The Prosperity Gospel And The Subprime Collapse

If you haven't read it yet, Hanna Rosin's article on the connection between degenerate Christianism and America's crisis of private debt is well worth a look:

Among mainstream, nondenominational megachurches, where much of American religious life takes place, “prosperity is proliferating” rapidly, says Kate Bowler, a doctoral candidate at Duke University and an expert in the gospel. Few, if any, of these churches have prosperity in their title or mission statement, but Bowler has analyzed their sermons and teachings. Of the nation’s 12 largest churches, she says, three are prosperity—Osteen’s, which dwarfs all the other megachurches; Tommy Barnett’s, in Phoenix; and T. D. Jakes’s, in Dallas. In second-tier churches—those with about 5,000 members—the prosperity gospel dominates.

Overall, Bowler classifies 50 of the largest 260 churches in the U.S. as prosperity. The doctrine has become popular with Americans of every background and ethnicity; overall, Pew found that 66 percent of all Pentecostals and 43 percent of “other Christians”—a category comprising roughly half of all respondents—believe that wealth will be granted to the faithful. It’s an upbeat theology, argues Barbara Ehrenreich in her new book, Bright-Sided, that has much in common with the kind of “positive thinking” that has come to dominate America’s boardrooms and, indeed, its entire culture.

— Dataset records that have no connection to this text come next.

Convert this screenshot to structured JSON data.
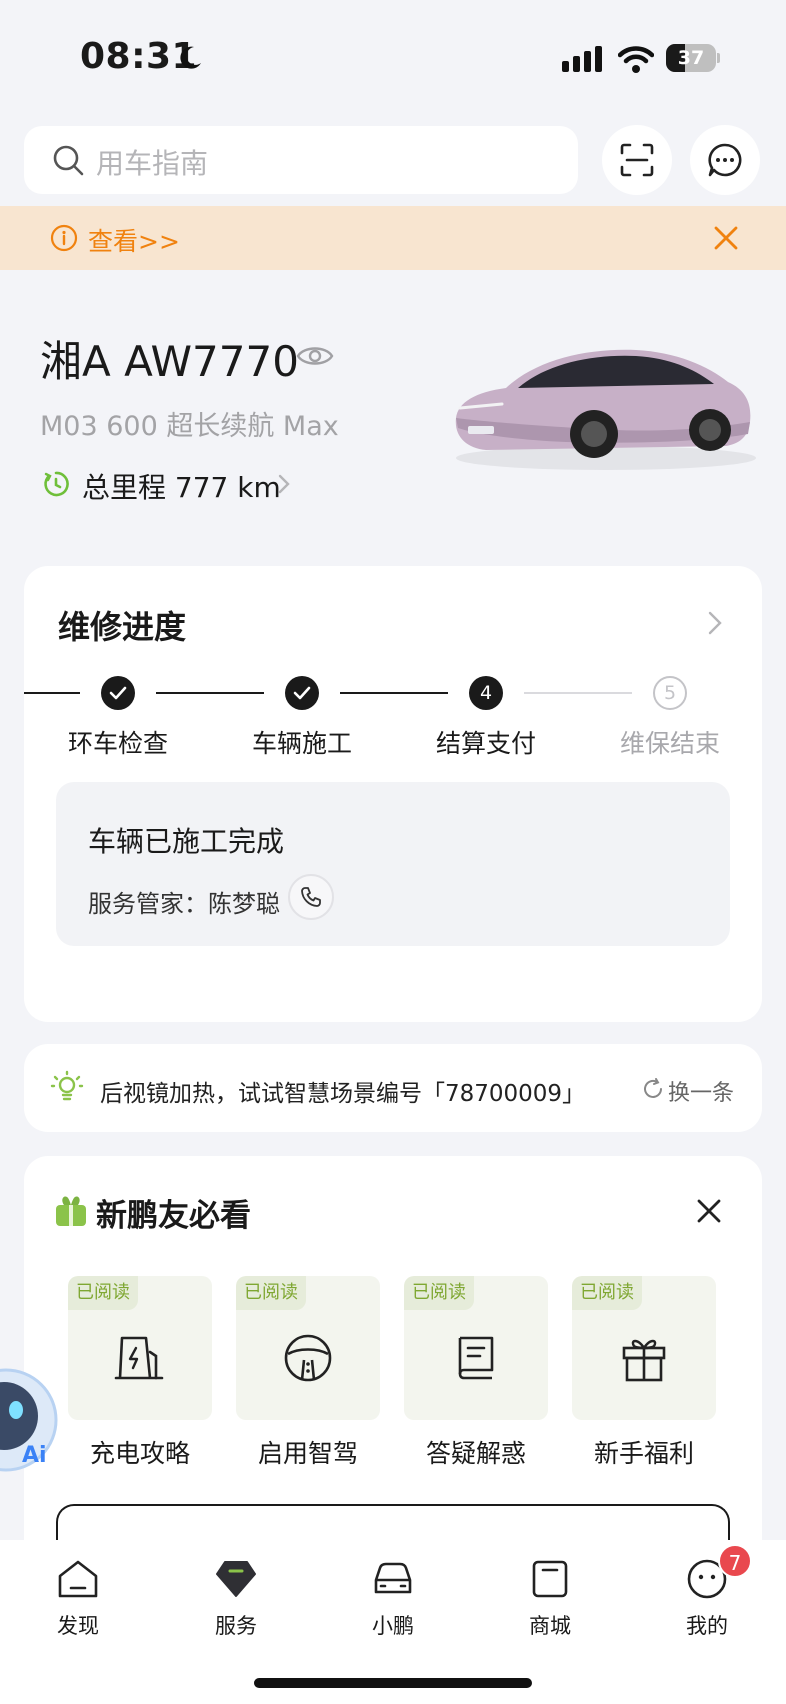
{
  "status_bar": {
    "time": "08:31",
    "battery": "37",
    "battery_level": 0.37
  },
  "search": {
    "placeholder": "用车指南"
  },
  "notice": {
    "text": "查看>>"
  },
  "vehicle": {
    "plate": "湘A AW7770",
    "model": "M03 600 超长续航 Max",
    "mileage": "总里程 777 km"
  },
  "repair": {
    "title": "维修进度",
    "steps": [
      {
        "label": "环车检查",
        "state": "done",
        "number": ""
      },
      {
        "label": "车辆施工",
        "state": "done",
        "number": ""
      },
      {
        "label": "结算支付",
        "state": "current",
        "number": "4"
      },
      {
        "label": "维保结束",
        "state": "pending",
        "number": "5"
      }
    ],
    "status_text": "车辆已施工完成",
    "advisor_label": "服务管家：陈梦聪"
  },
  "tip": {
    "text": "后视镜加热，试试智慧场景编号「78700009」",
    "refresh_label": "换一条"
  },
  "newbie": {
    "title": "新鹏友必看",
    "tiles": [
      {
        "label": "充电攻略",
        "badge": "已阅读",
        "icon": "charging-station-icon"
      },
      {
        "label": "启用智驾",
        "badge": "已阅读",
        "icon": "steering-wheel-icon"
      },
      {
        "label": "答疑解惑",
        "badge": "已阅读",
        "icon": "book-icon"
      },
      {
        "label": "新手福利",
        "badge": "已阅读",
        "icon": "gift-icon"
      }
    ]
  },
  "ai_bubble": {
    "label": "Ai"
  },
  "tabbar": {
    "tabs": [
      {
        "label": "发现",
        "icon": "house-icon"
      },
      {
        "label": "服务",
        "icon": "service-icon"
      },
      {
        "label": "小鹏",
        "icon": "car-icon"
      },
      {
        "label": "商城",
        "icon": "shopping-bag-icon"
      },
      {
        "label": "我的",
        "icon": "profile-icon"
      }
    ],
    "active": "服务",
    "badge": "7"
  },
  "colors": {
    "accent_orange": "#f0820f",
    "notice_bg": "#f8e5d0",
    "badge_green": "#7fa732",
    "brand_green": "#8bc34a",
    "badge_red": "#e9484e"
  }
}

It's staggering really that modern American Christianism supports wealth while Jesus demanded total poverty, fetishizes family while Jesus left his and urged his followers to abandon wives, husbands and children, champions politics while Jesus said his kingdom was emphatically not of this world, defends religious war where Jesus sought always peace, and backs torture, which is what the Romans did to Jesus.

At some point these charlatans need to be chased out of the temple. Which these days means the Republican party.